Side firing woofers

Speakers like audiophysic, rockport, vienna acoustics have side firing woofers.

I would assume the woofers are in phase betw the two speakers and also in reference with the midrange.

Is this done via the crossover so one is 90 degrees and the other is 270 degree with the midrange?

Depending on the romm, you can posistion the speakers to have the woofer firing in or out? I would assume that the bass drivers would be in phase with the mids to avoid cross over cancelation.
I own a pair of speakers where the bass cabinets are separate from the mid/high (2 sep. cabinets) I can have the side woofer firing inward or outward. The bass seems much more intense when they are firing; not facing each other.
The electrical phase of the woofer has nothing to do with its physical orientation. The net acoustic phase at the listening position is affected by the relative distance of the drivers from the listener at the crossover frequency.

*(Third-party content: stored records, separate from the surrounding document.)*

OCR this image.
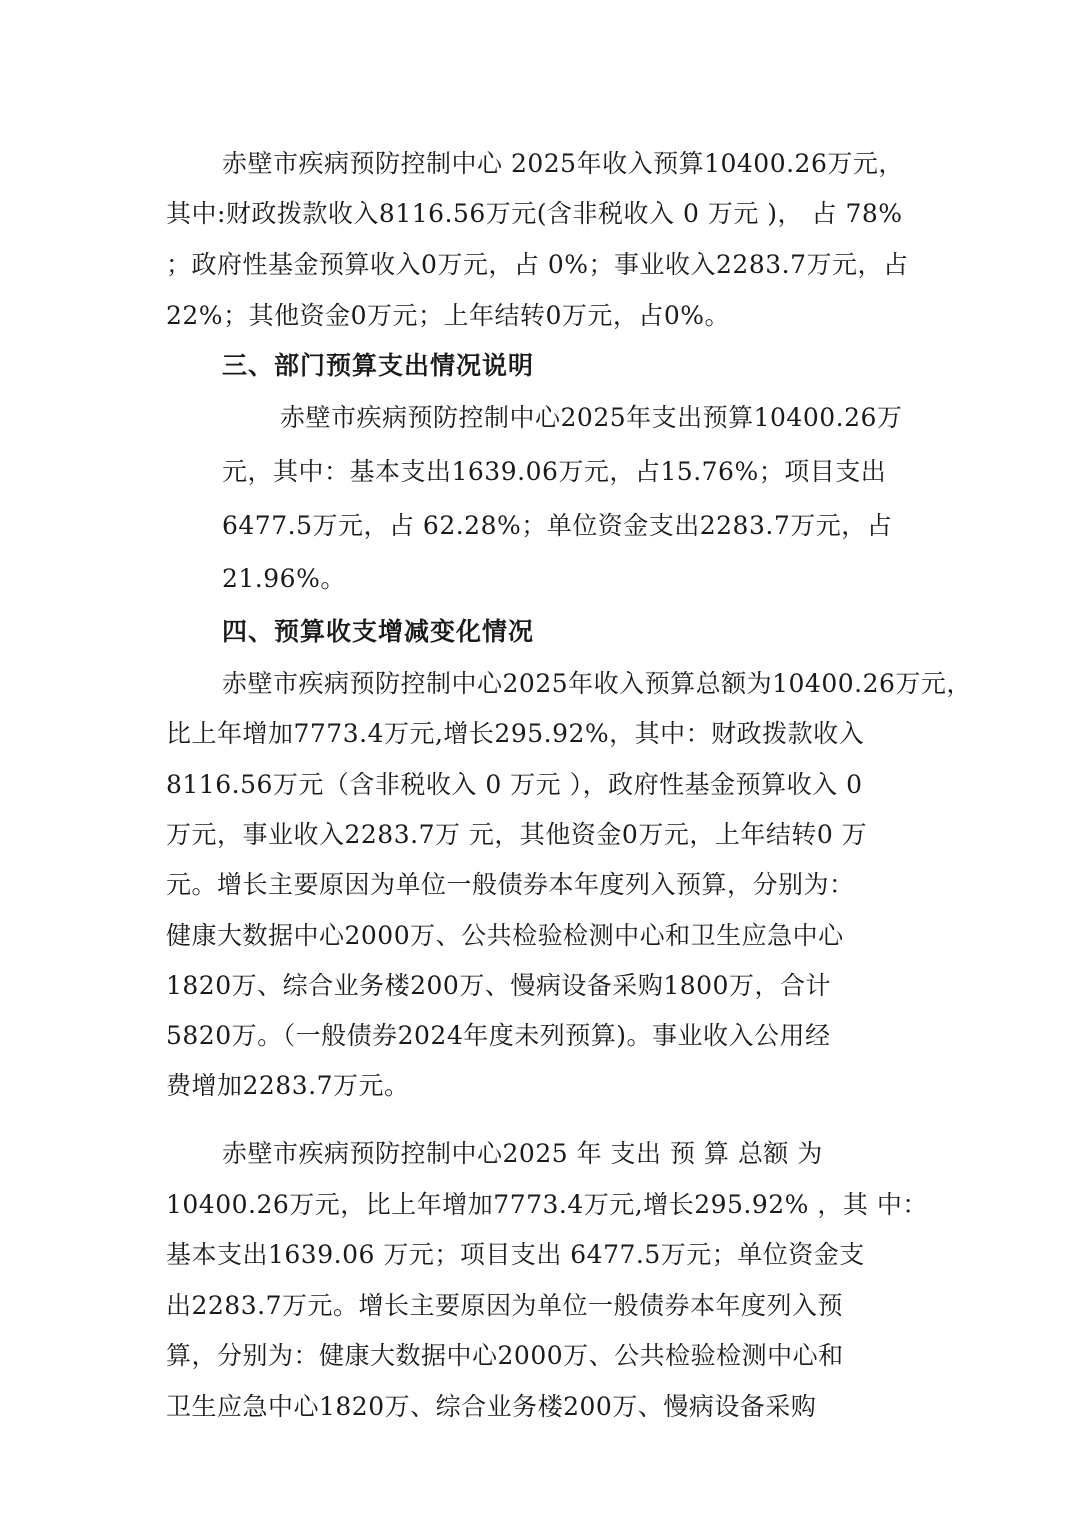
赤壁市疾病预防控制中心 2025年收入预算10400.26万元，
其中:财政拨款收入8116.56万元(含非税收入 0 万元 )， 占 78%
；政府性基金预算收入0万元，占 0%；事业收入2283.7万元，占
22%；其他资金0万元；上年结转0万元，占0%。
三、部门预算支出情况说明
赤壁市疾病预防控制中心2025年支出预算10400.26万
元，其中：基本支出1639.06万元，占15.76%；项目支出
6477.5万元，占 62.28%；单位资金支出2283.7万元，占
21.96%。
四、预算收支增减变化情况
赤壁市疾病预防控制中心2025年收入预算总额为10400.26万元，
比上年增加7773.4万元,增长295.92%，其中：财政拨款收入
8116.56万元（含非税收入 0 万元 ），政府性基金预算收入 0
万元，事业收入2283.7万 元，其他资金0万元，上年结转0 万
元。增长主要原因为单位一般债券本年度列入预算，分别为：
健康大数据中心2000万、公共检验检测中心和卫生应急中心
1820万、综合业务楼200万、慢病设备采购1800万，合计
5820万。（一般债券2024年度未列预算)。事业收入公用经
费增加2283.7万元。
赤壁市疾病预防控制中心2025 年 支出 预 算 总额 为
10400.26万元，比上年增加7773.4万元,增长295.92% ，其 中：
基本支出1639.06 万元；项目支出 6477.5万元；单位资金支
出2283.7万元。增长主要原因为单位一般债券本年度列入预
算，分别为：健康大数据中心2000万、公共检验检测中心和
卫生应急中心1820万、综合业务楼200万、慢病设备采购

Unless the path length difference between woofer and midrange is greater that 1/4 wavelength at the crossover frequency, it's of negligible consequence to the acoustic phase. And if it is greater than 1/4 wavelength, then the designer has taken it into account when he designed the crossover.

Well said Duke . . . I'd just like to add that at the frequencies covered by most side/rear/bottom mounted woofers, the wavelengths are long enough where the driver is essentialy a monopole (omnidirectional), so which direction they're "firing" per se is inconsequential . . .

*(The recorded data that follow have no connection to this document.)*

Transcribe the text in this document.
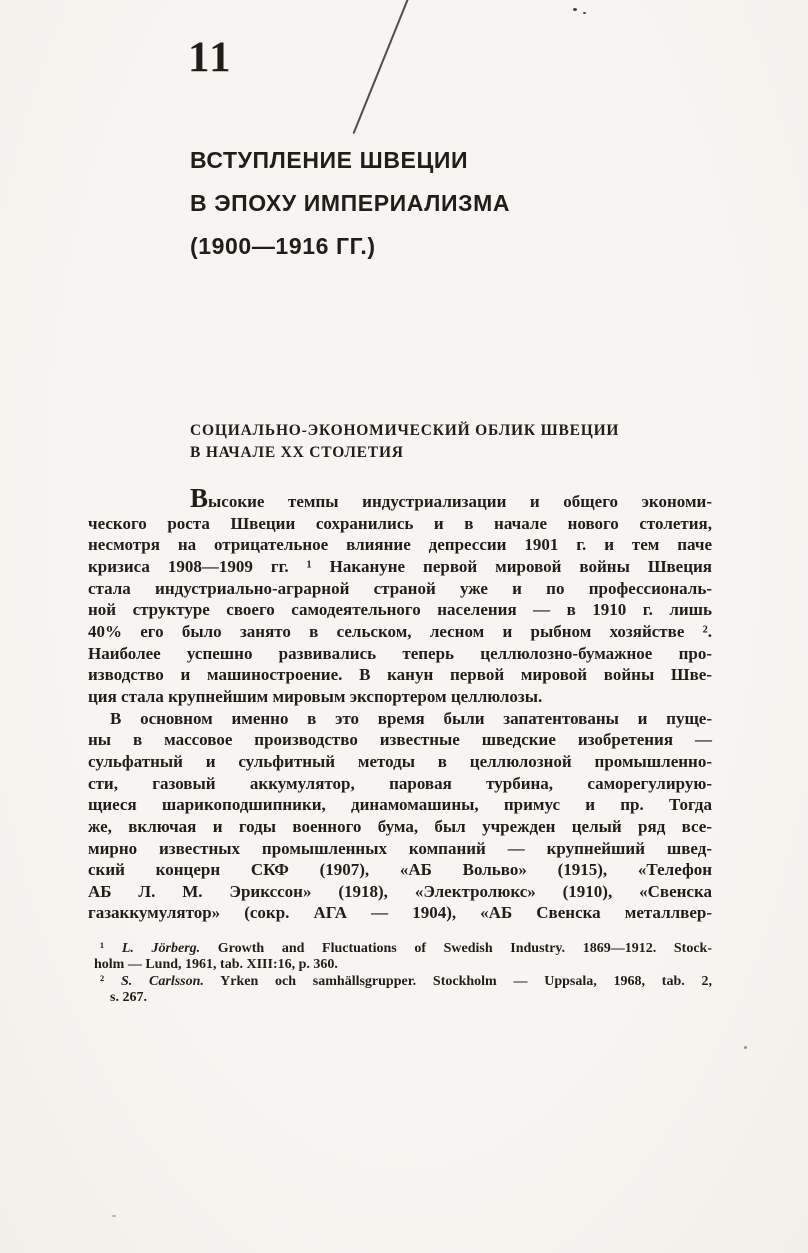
11
ВСТУПЛЕНИЕ ШВЕЦИИ
В ЭПОХУ ИМПЕРИАЛИЗМА
(1900—1916 ГГ.)
СОЦИАЛЬНО-ЭКОНОМИЧЕСКИЙ ОБЛИК ШВЕЦИИ
В НАЧАЛЕ XX СТОЛЕТИЯ
Высокие темпы индустриализации и общего экономи-
ческого роста Швеции сохранились и в начале нового столетия,
несмотря на отрицательное влияние депрессии 1901 г. и тем паче
кризиса 1908—1909 гг. ¹ Накануне первой мировой войны Швеция
стала индустриально-аграрной страной уже и по профессиональ-
ной структуре своего самодеятельного населения — в 1910 г. лишь
40% его было занято в сельском, лесном и рыбном хозяйстве ².
Наиболее успешно развивались теперь целлюлозно-бумажное про-
изводство и машиностроение. В канун первой мировой войны Шве-
ция стала крупнейшим мировым экспортером целлюлозы.
В основном именно в это время были запатентованы и пуще-
ны в массовое производство известные шведские изобретения —
сульфатный и сульфитный методы в целлюлозной промышленно-
сти, газовый аккумулятор, паровая турбина, саморегулирую-
щиеся шарикоподшипники, динамомашины, примус и пр. Тогда
же, включая и годы военного бума, был учрежден целый ряд все-
мирно известных промышленных компаний — крупнейший швед-
ский концерн СКФ (1907), «АБ Вольво» (1915), «Телефон
АБ Л. М. Эрикссон» (1918), «Электролюкс» (1910), «Свенска
газаккумулятор» (сокр. АГА — 1904), «АБ Свенска металлвер-
¹ L. Jörberg. Growth and Fluctuations of Swedish Industry. 1869—1912. Stock-
holm — Lund, 1961, tab. XIII:16, p. 360.
² S. Carlsson. Yrken och samhällsgrupper. Stockholm — Uppsala, 1968, tab. 2,
s. 267.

But changing on which side the woofer or port is mounted (all else remaining equal) does usually change the proximity of the woofer to room boundries, and changes the distance between the right and left speakers a little bit as well. So for mirror-image pairs of speakers with woofers mounted on the sides, you typically get a difference in the bass response when you swap the left and right speakers with each other.

And there can also be a certain amount of unintended noise (surround or spider flexing, tinsel lead slap, grille resonance, port chuff, cabinet resonances, etc.) that can be much higher in frequency and quite directional, which will have different levels of audibility when the woofers are facing different directions.